The most obvious calls on this money are the one-off £1bn the Department of Health says it needs to clear hospital waiting lists and the £500m annual cost of putting off the welfare reform cliff edge, with Fresh Start’s funding for this about to run out.

Rumbling from below is the £300m cost per year of deferring water charges. A £2.5bn related backlog of investment in pipes and sewers is hampering commercial and housing development across Northern Ireland - “no drains, no cranes”, as developers and NI Water describe it.

Water charging has been oddly unmentioned during Stormont’s three-year collapse. It was used as a threat by the NIO, shamelessly and successfully, to force Sinn Féin and the DUP into government during the last lengthy suspension between 2002 to 2007.

The Westminster confidence and supply deal made this threat too provocative to repeat but with that deal dead, the question of how to finance water is set to recur.

Culture and rights issues at Stormont should not distract from how essential money is to the success of devolution. The relationship is so close you could plot it on a graph.

By this measure, a restored executive should have the wind in its sails. Prime Minister Boris Johnson is showing a Trump-like tendency towards high spending, while seeing off Scottish nationalism will require this largesse to be spread around.

The UK economy could eventually suffer overall but enough pounds should keep flowing into Stormont to avoid hard choices for years.

This has happened often enough in the on-off history of devolution to see a ratchet effect at work.

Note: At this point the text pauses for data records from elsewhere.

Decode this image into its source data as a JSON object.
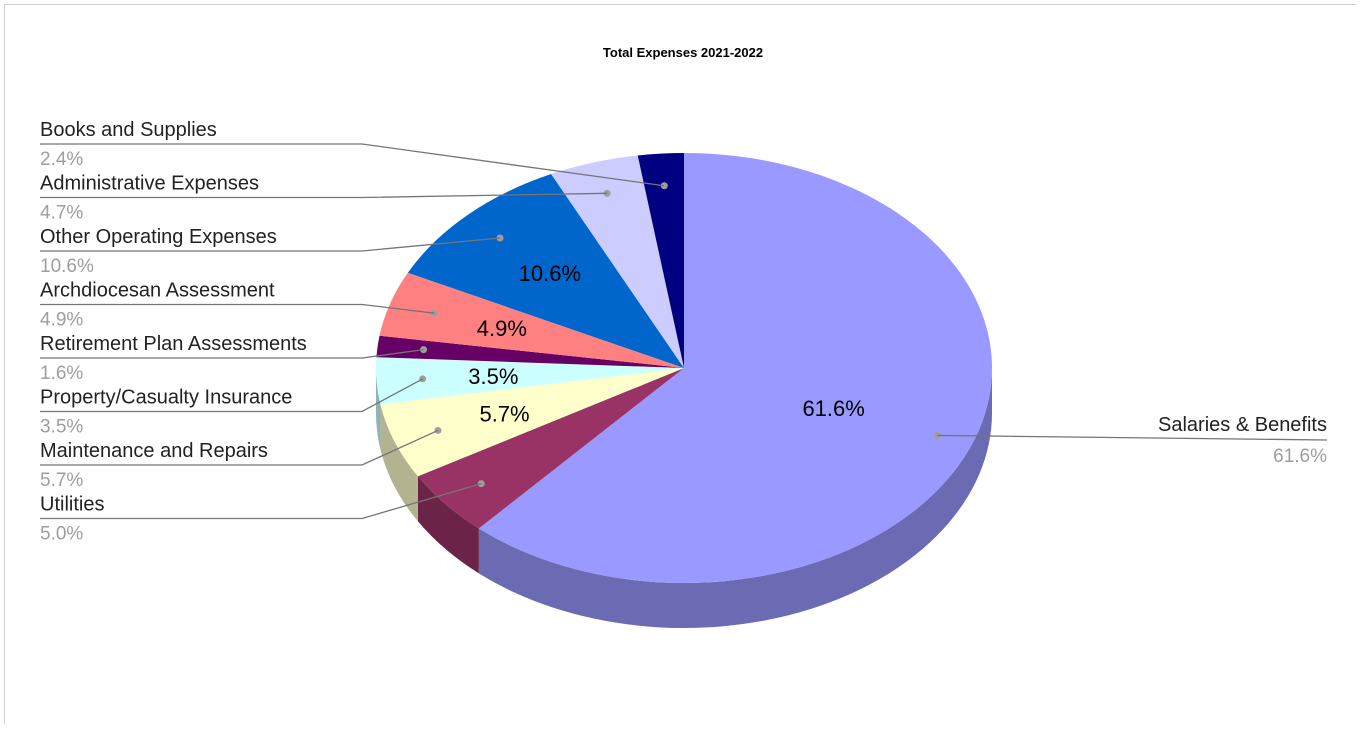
{
  "chart_data": {
    "type": "pie",
    "title": "Total Expenses 2021-2022",
    "slices": [
      {
        "label": "Salaries & Benefits",
        "value": 61.6,
        "display": "61.6%",
        "color": "#9999ff"
      },
      {
        "label": "Utilities",
        "value": 5.0,
        "display": "5.0%",
        "color": "#993366"
      },
      {
        "label": "Maintenance and Repairs",
        "value": 5.7,
        "display": "5.7%",
        "color": "#ffffcc"
      },
      {
        "label": "Property/Casualty Insurance",
        "value": 3.5,
        "display": "3.5%",
        "color": "#ccffff"
      },
      {
        "label": "Retirement Plan Assessments",
        "value": 1.6,
        "display": "1.6%",
        "color": "#660066"
      },
      {
        "label": "Archdiocesan Assessment",
        "value": 4.9,
        "display": "4.9%",
        "color": "#ff8080"
      },
      {
        "label": "Other Operating Expenses",
        "value": 10.6,
        "display": "10.6%",
        "color": "#0066cc"
      },
      {
        "label": "Administrative Expenses",
        "value": 4.7,
        "display": "4.7%",
        "color": "#ccccff"
      },
      {
        "label": "Books and Supplies",
        "value": 2.4,
        "display": "2.4%",
        "color": "#000080"
      }
    ],
    "inside_labels": [
      "61.6%",
      "5.7%",
      "3.5%",
      "4.9%",
      "10.6%"
    ],
    "legend": "callout labels"
  }
}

Every time a crisis is patched up with more funding, it adds to the ongoing cost of governing Northern Ireland without solving the underlying problem, which inevitably contributes to the next crisis.

Deferring water charges delivered the 2006 St Andrews agreement but Stormont did not find another way of financing the water industry, as it was meant to do. It just kept paying householders’ bills.

Welfare reform brought executive business to a near-halt prior to the 2015 Fresh Start agreement. Its four-year mitigation package was meant to buy time for Stormont to phase in its own measures, such as building more small social housing units to prevent claimants being charged the bedroom tax.

That did not happen and welfare mitigation now looks like another eternal overhead.

The health crisis is heading the same way: if extra money is spent clearing waiting lists rather than on structural reform of the NHS, the cost of keeping waiting lists down will continue to rise.

Northern Ireland’s subvention only seems to interest people when put in constitutional terms - making a united Ireland unaffordable, for example, or debasing our dignity as a UK charity case.

This is all a bit excitable. Massive regional subsidies are perfectly normal in large modern countries.

What makes Northern Ireland unusual is how we crank our subsidy up every few years by demonstrating political dysfunction, only to pocket the money without addressing the dysfunction. How many more cycles of this can there be?